The conflict goes back to September when Southwest Airlines refused to sign a new lease agreement with the city, following two years of negotiations, after it was denied a spot in the planned new airport terminal.
Southwest has said Terminal A won’t meet its future expansion plans.
Seven other airlines committed to signing the 10-year agreement outlining what they will pay to use the airport and what gates each will use. The future terminal and gate assignments are based on carriers’ requests and projected demand, airport officials have said.
Director of Airports Jesus Saenz has said his team has gone through a “a very rigorous, fair and equitable process to define specifically what is best for the airport, the airlines and the passengers.”
After refusing to sign the agreement, Southwest Airlines sued over how it said the city “unlawfully and unfairly applied subjective criteria” to bar Southwest from the new terminal because its passenger “profile” was deemed an inappropriate fit for the new accommodations.
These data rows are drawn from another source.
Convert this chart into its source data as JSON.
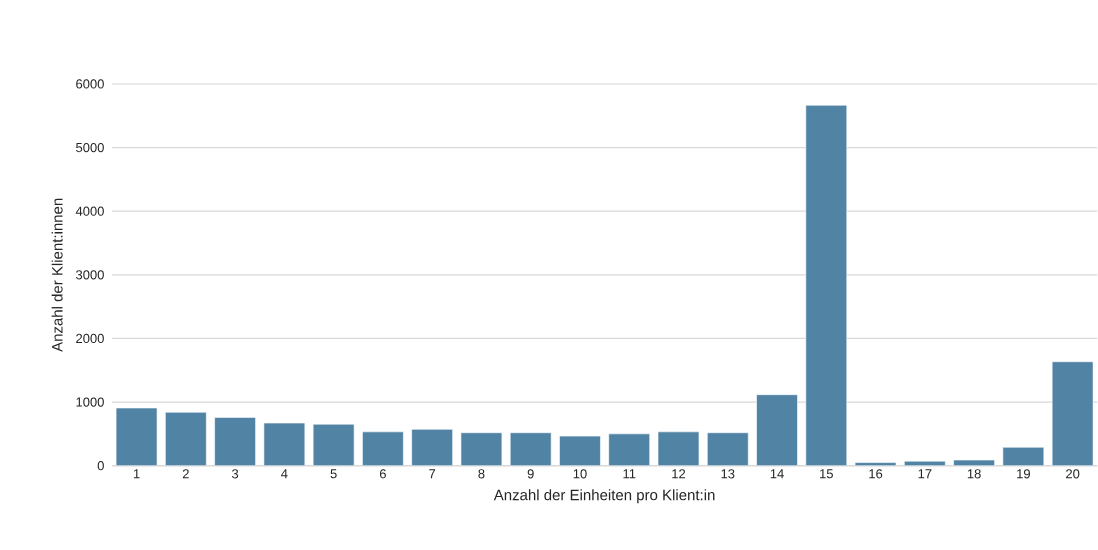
{
  "chart_data": {
    "type": "bar",
    "xlabel": "Anzahl der Einheiten pro Klient:in",
    "ylabel": "Anzahl der Klient:innen",
    "categories": [
      "1",
      "2",
      "3",
      "4",
      "5",
      "6",
      "7",
      "8",
      "9",
      "10",
      "11",
      "12",
      "13",
      "14",
      "15",
      "16",
      "17",
      "18",
      "19",
      "20"
    ],
    "values": [
      907,
      840,
      759,
      670,
      652,
      532,
      572,
      518,
      518,
      465,
      500,
      532,
      518,
      1116,
      5665,
      49,
      71,
      89,
      290,
      1634
    ],
    "color": "#5083a4",
    "ylim": [
      0,
      6000
    ],
    "yticks": [
      0,
      1000,
      2000,
      3000,
      4000,
      5000,
      6000
    ],
    "grid": "y"
  }
}
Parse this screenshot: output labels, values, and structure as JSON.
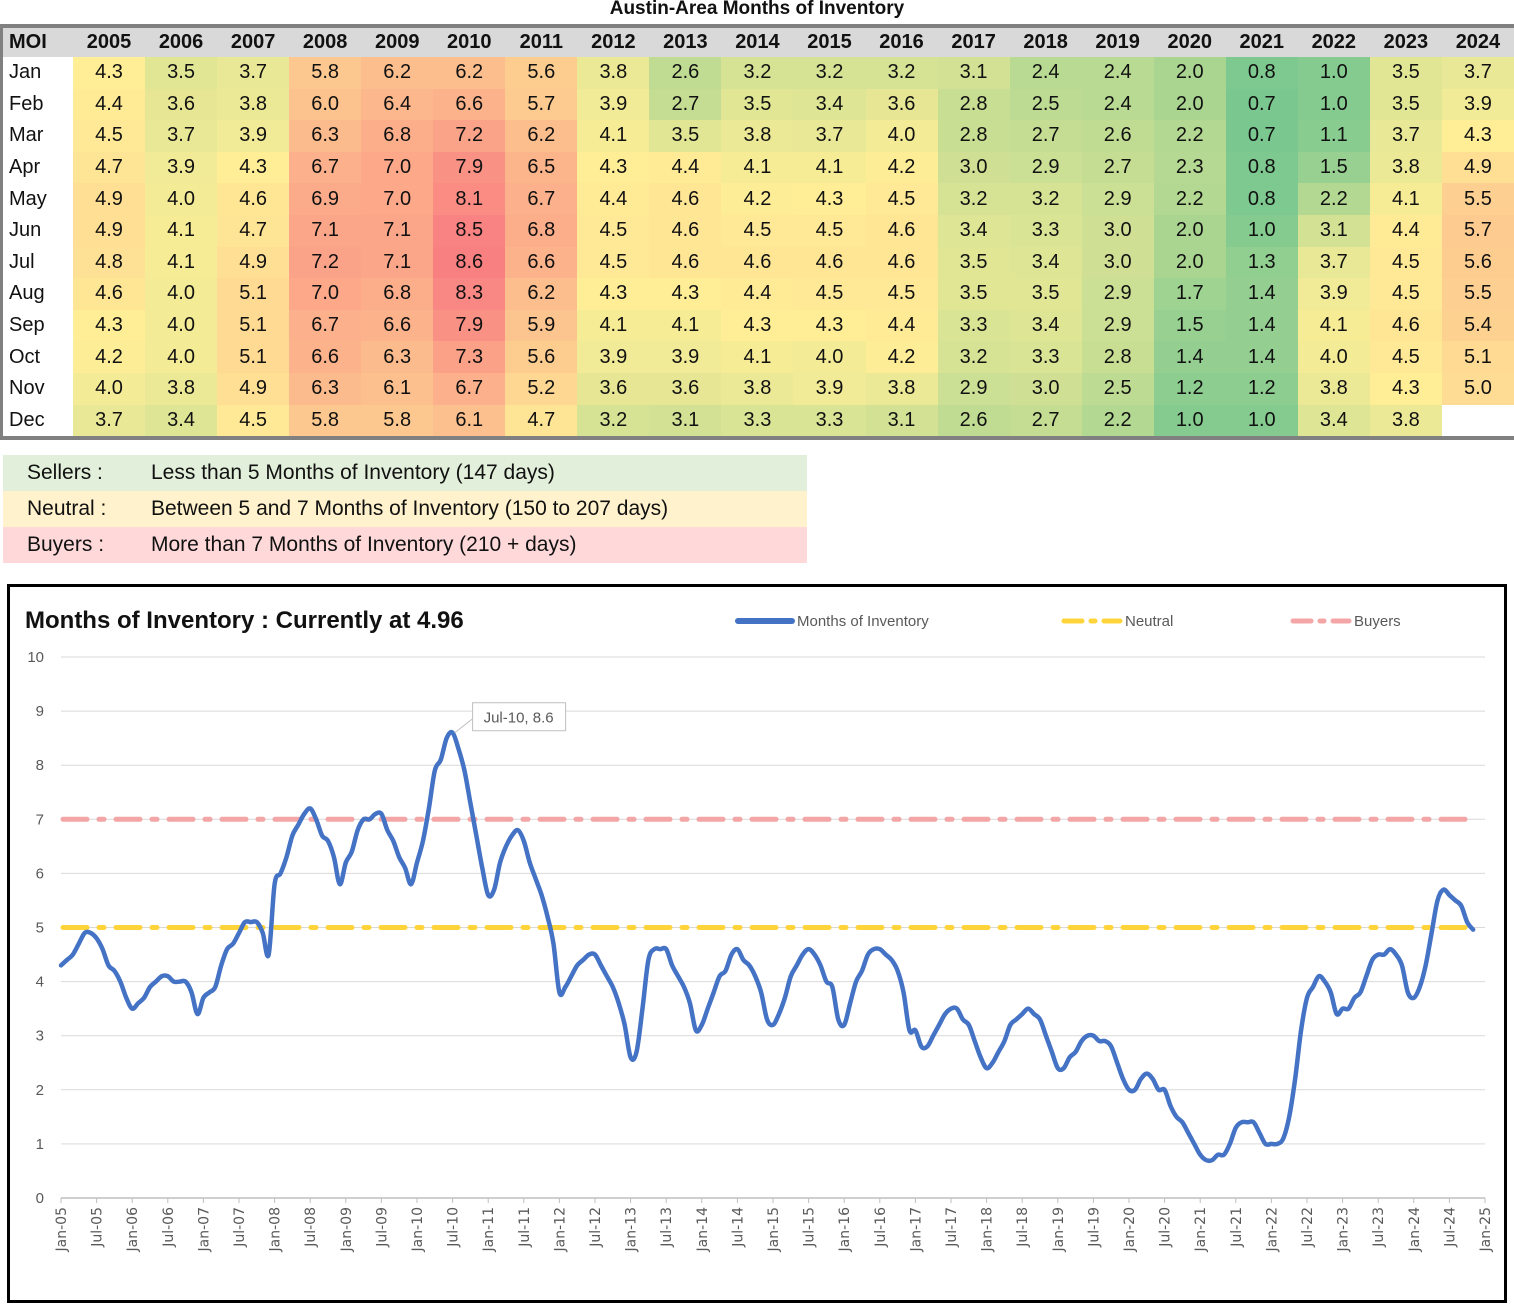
{
  "table": {
    "title": "Austin-Area Months of Inventory",
    "corner_label": "MOI",
    "years": [
      "2005",
      "2006",
      "2007",
      "2008",
      "2009",
      "2010",
      "2011",
      "2012",
      "2013",
      "2014",
      "2015",
      "2016",
      "2017",
      "2018",
      "2019",
      "2020",
      "2021",
      "2022",
      "2023",
      "2024"
    ],
    "rows": [
      {
        "month": "Jan",
        "values": [
          "4.3",
          "3.5",
          "3.7",
          "5.8",
          "6.2",
          "6.2",
          "5.6",
          "3.8",
          "2.6",
          "3.2",
          "3.2",
          "3.2",
          "3.1",
          "2.4",
          "2.4",
          "2.0",
          "0.8",
          "1.0",
          "3.5",
          "3.7"
        ]
      },
      {
        "month": "Feb",
        "values": [
          "4.4",
          "3.6",
          "3.8",
          "6.0",
          "6.4",
          "6.6",
          "5.7",
          "3.9",
          "2.7",
          "3.5",
          "3.4",
          "3.6",
          "2.8",
          "2.5",
          "2.4",
          "2.0",
          "0.7",
          "1.0",
          "3.5",
          "3.9"
        ]
      },
      {
        "month": "Mar",
        "values": [
          "4.5",
          "3.7",
          "3.9",
          "6.3",
          "6.8",
          "7.2",
          "6.2",
          "4.1",
          "3.5",
          "3.8",
          "3.7",
          "4.0",
          "2.8",
          "2.7",
          "2.6",
          "2.2",
          "0.7",
          "1.1",
          "3.7",
          "4.3"
        ]
      },
      {
        "month": "Apr",
        "values": [
          "4.7",
          "3.9",
          "4.3",
          "6.7",
          "7.0",
          "7.9",
          "6.5",
          "4.3",
          "4.4",
          "4.1",
          "4.1",
          "4.2",
          "3.0",
          "2.9",
          "2.7",
          "2.3",
          "0.8",
          "1.5",
          "3.8",
          "4.9"
        ]
      },
      {
        "month": "May",
        "values": [
          "4.9",
          "4.0",
          "4.6",
          "6.9",
          "7.0",
          "8.1",
          "6.7",
          "4.4",
          "4.6",
          "4.2",
          "4.3",
          "4.5",
          "3.2",
          "3.2",
          "2.9",
          "2.2",
          "0.8",
          "2.2",
          "4.1",
          "5.5"
        ]
      },
      {
        "month": "Jun",
        "values": [
          "4.9",
          "4.1",
          "4.7",
          "7.1",
          "7.1",
          "8.5",
          "6.8",
          "4.5",
          "4.6",
          "4.5",
          "4.5",
          "4.6",
          "3.4",
          "3.3",
          "3.0",
          "2.0",
          "1.0",
          "3.1",
          "4.4",
          "5.7"
        ]
      },
      {
        "month": "Jul",
        "values": [
          "4.8",
          "4.1",
          "4.9",
          "7.2",
          "7.1",
          "8.6",
          "6.6",
          "4.5",
          "4.6",
          "4.6",
          "4.6",
          "4.6",
          "3.5",
          "3.4",
          "3.0",
          "2.0",
          "1.3",
          "3.7",
          "4.5",
          "5.6"
        ]
      },
      {
        "month": "Aug",
        "values": [
          "4.6",
          "4.0",
          "5.1",
          "7.0",
          "6.8",
          "8.3",
          "6.2",
          "4.3",
          "4.3",
          "4.4",
          "4.5",
          "4.5",
          "3.5",
          "3.5",
          "2.9",
          "1.7",
          "1.4",
          "3.9",
          "4.5",
          "5.5"
        ]
      },
      {
        "month": "Sep",
        "values": [
          "4.3",
          "4.0",
          "5.1",
          "6.7",
          "6.6",
          "7.9",
          "5.9",
          "4.1",
          "4.1",
          "4.3",
          "4.3",
          "4.4",
          "3.3",
          "3.4",
          "2.9",
          "1.5",
          "1.4",
          "4.1",
          "4.6",
          "5.4"
        ]
      },
      {
        "month": "Oct",
        "values": [
          "4.2",
          "4.0",
          "5.1",
          "6.6",
          "6.3",
          "7.3",
          "5.6",
          "3.9",
          "3.9",
          "4.1",
          "4.0",
          "4.2",
          "3.2",
          "3.3",
          "2.8",
          "1.4",
          "1.4",
          "4.0",
          "4.5",
          "5.1"
        ]
      },
      {
        "month": "Nov",
        "values": [
          "4.0",
          "3.8",
          "4.9",
          "6.3",
          "6.1",
          "6.7",
          "5.2",
          "3.6",
          "3.6",
          "3.8",
          "3.9",
          "3.8",
          "2.9",
          "3.0",
          "2.5",
          "1.2",
          "1.2",
          "3.8",
          "4.3",
          "5.0"
        ]
      },
      {
        "month": "Dec",
        "values": [
          "3.7",
          "3.4",
          "4.5",
          "5.8",
          "5.8",
          "6.1",
          "4.7",
          "3.2",
          "3.1",
          "3.3",
          "3.3",
          "3.1",
          "2.6",
          "2.7",
          "2.2",
          "1.0",
          "1.0",
          "3.4",
          "3.8",
          ""
        ]
      }
    ],
    "colors": {
      "low": "#63be7b",
      "mid": "#ffeb84",
      "high": "#f8696b"
    }
  },
  "legend_table": [
    {
      "label": "Sellers :",
      "desc": "Less than 5 Months of Inventory (147 days)",
      "color": "#e2efda"
    },
    {
      "label": "Neutral :",
      "desc": "Between 5 and 7 Months of Inventory (150 to 207 days)",
      "color": "#fff2cc"
    },
    {
      "label": "Buyers :",
      "desc": "More than 7 Months of Inventory (210 + days)",
      "color": "#ffd9d9"
    }
  ],
  "chart_data": {
    "type": "line",
    "title": "Months of Inventory : Currently at 4.96",
    "xlabel": "",
    "ylabel": "",
    "ylim": [
      0,
      10
    ],
    "yticks": [
      0,
      1,
      2,
      3,
      4,
      5,
      6,
      7,
      8,
      9,
      10
    ],
    "grid": true,
    "legend_position": "top-right",
    "x_start": "Jan-05",
    "x_tick_labels": [
      "Jan-05",
      "Jul-05",
      "Jan-06",
      "Jul-06",
      "Jan-07",
      "Jul-07",
      "Jan-08",
      "Jul-08",
      "Jan-09",
      "Jul-09",
      "Jan-10",
      "Jul-10",
      "Jan-11",
      "Jul-11",
      "Jan-12",
      "Jul-12",
      "Jan-13",
      "Jul-13",
      "Jan-14",
      "Jul-14",
      "Jan-15",
      "Jul-15",
      "Jan-16",
      "Jul-16",
      "Jan-17",
      "Jul-17",
      "Jan-18",
      "Jul-18",
      "Jan-19",
      "Jul-19",
      "Jan-20",
      "Jul-20",
      "Jan-21",
      "Jul-21",
      "Jan-22",
      "Jul-22",
      "Jan-23",
      "Jul-23",
      "Jan-24",
      "Jul-24",
      "Jan-25"
    ],
    "series": [
      {
        "name": "Months of Inventory",
        "color": "#4472c4",
        "style": "solid",
        "values": [
          4.3,
          4.4,
          4.5,
          4.7,
          4.9,
          4.9,
          4.8,
          4.6,
          4.3,
          4.2,
          4.0,
          3.7,
          3.5,
          3.6,
          3.7,
          3.9,
          4.0,
          4.1,
          4.1,
          4.0,
          4.0,
          4.0,
          3.8,
          3.4,
          3.7,
          3.8,
          3.9,
          4.3,
          4.6,
          4.7,
          4.9,
          5.1,
          5.1,
          5.1,
          4.9,
          4.5,
          5.8,
          6.0,
          6.3,
          6.7,
          6.9,
          7.1,
          7.2,
          7.0,
          6.7,
          6.6,
          6.3,
          5.8,
          6.2,
          6.4,
          6.8,
          7.0,
          7.0,
          7.1,
          7.1,
          6.8,
          6.6,
          6.3,
          6.1,
          5.8,
          6.2,
          6.6,
          7.2,
          7.9,
          8.1,
          8.5,
          8.6,
          8.3,
          7.9,
          7.3,
          6.7,
          6.1,
          5.6,
          5.7,
          6.2,
          6.5,
          6.7,
          6.8,
          6.6,
          6.2,
          5.9,
          5.6,
          5.2,
          4.7,
          3.8,
          3.9,
          4.1,
          4.3,
          4.4,
          4.5,
          4.5,
          4.3,
          4.1,
          3.9,
          3.6,
          3.2,
          2.6,
          2.7,
          3.5,
          4.4,
          4.6,
          4.6,
          4.6,
          4.3,
          4.1,
          3.9,
          3.6,
          3.1,
          3.2,
          3.5,
          3.8,
          4.1,
          4.2,
          4.5,
          4.6,
          4.4,
          4.3,
          4.1,
          3.8,
          3.3,
          3.2,
          3.4,
          3.7,
          4.1,
          4.3,
          4.5,
          4.6,
          4.5,
          4.3,
          4.0,
          3.9,
          3.3,
          3.2,
          3.6,
          4.0,
          4.2,
          4.5,
          4.6,
          4.6,
          4.5,
          4.4,
          4.2,
          3.8,
          3.1,
          3.1,
          2.8,
          2.8,
          3.0,
          3.2,
          3.4,
          3.5,
          3.5,
          3.3,
          3.2,
          2.9,
          2.6,
          2.4,
          2.5,
          2.7,
          2.9,
          3.2,
          3.3,
          3.4,
          3.5,
          3.4,
          3.3,
          3.0,
          2.7,
          2.4,
          2.4,
          2.6,
          2.7,
          2.9,
          3.0,
          3.0,
          2.9,
          2.9,
          2.8,
          2.5,
          2.2,
          2.0,
          2.0,
          2.2,
          2.3,
          2.2,
          2.0,
          2.0,
          1.7,
          1.5,
          1.4,
          1.2,
          1.0,
          0.8,
          0.7,
          0.7,
          0.8,
          0.8,
          1.0,
          1.3,
          1.4,
          1.4,
          1.4,
          1.2,
          1.0,
          1.0,
          1.0,
          1.1,
          1.5,
          2.2,
          3.1,
          3.7,
          3.9,
          4.1,
          4.0,
          3.8,
          3.4,
          3.5,
          3.5,
          3.7,
          3.8,
          4.1,
          4.4,
          4.5,
          4.5,
          4.6,
          4.5,
          4.3,
          3.8,
          3.7,
          3.9,
          4.3,
          4.9,
          5.5,
          5.7,
          5.6,
          5.5,
          5.4,
          5.1,
          4.96
        ]
      },
      {
        "name": "Neutral",
        "color": "#ffd43b",
        "style": "dash-dot",
        "value": 5
      },
      {
        "name": "Buyers",
        "color": "#f4a6a6",
        "style": "dash-dot",
        "value": 7
      }
    ],
    "annotations": [
      {
        "text": "Jul-10, 8.6",
        "x": "Jul-10",
        "y": 8.6
      }
    ]
  }
}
When later in September a federal judge rejected Southwest’s request to pause the reassignment of gates at the airport — an early piece of the larger legal action — an airline executive vowed to continue challenging the legality of San Antonio’s criteria for choosing the airlines assigned to terminals in the first place.
“First, and most importantly, we need to go through the preliminary injunction hearing, to go through discovery, to better understand how the city of San Antonio came to their decision on how Southwest is not a fit,” Southwest Airlines Vice President of Airport Affairs Steve Sisneros said at the time.
On Feb. 12, the city produced approximately 27,000 pages of discovery, or documents related to the terminal, gate assignments and lease agreement.
The Feb. 27 complaint contains screenshots of gating scorecard worksheets, officials’ text messages and a passenger survey. Southwest said those documents demonstrate that the city gave preference to airlines that catered to business travelers, offering first-class service and club lounges, penalizing Southwest and its leisure-travel customer base.
The filing also points to documents from the principal architect, Corgan, for the new terminal and instructions given to Corgan directing it to design the terminal around other airlines and lounges.
Attorneys for Southwest accuse airport officials of also misleading taxpayers, and prioritizing lounges even after the results of a passenger survey showed most San Antonio travelers preferred other amenities first.
In addition, the complaint states that airport officials used a “bait and switch” tactic in rushing to have City Council approve the new airport use agreement “with only $200 million to renovate Terminal A over Southwest’s strenuous objections, which is woefully inadequate to complete the necessary renovations.”
That rendered Southwest “powerless,” the attorneys say, to modify the agreement unless other airlines consented, and solidified the lease.
Airlines that do not sign the lease agreement pay premium rates compared to signatory airlines. Also, fees are based on landings and takeoffs so carriers with the most flights in and out of SAT pay the most fees.
Those fees are used to make capital improvements at the airport, like building a new $1.4 billion terminal. Southwest takes issue with paying the largest share of the new terminal but having no gate assignments there, the complaint states.
The complaint asks the court to declare the lease agreements void under the Airline Deregulation Act.
The court has set April 23, 24 and 30 for a preliminary hearing on the case.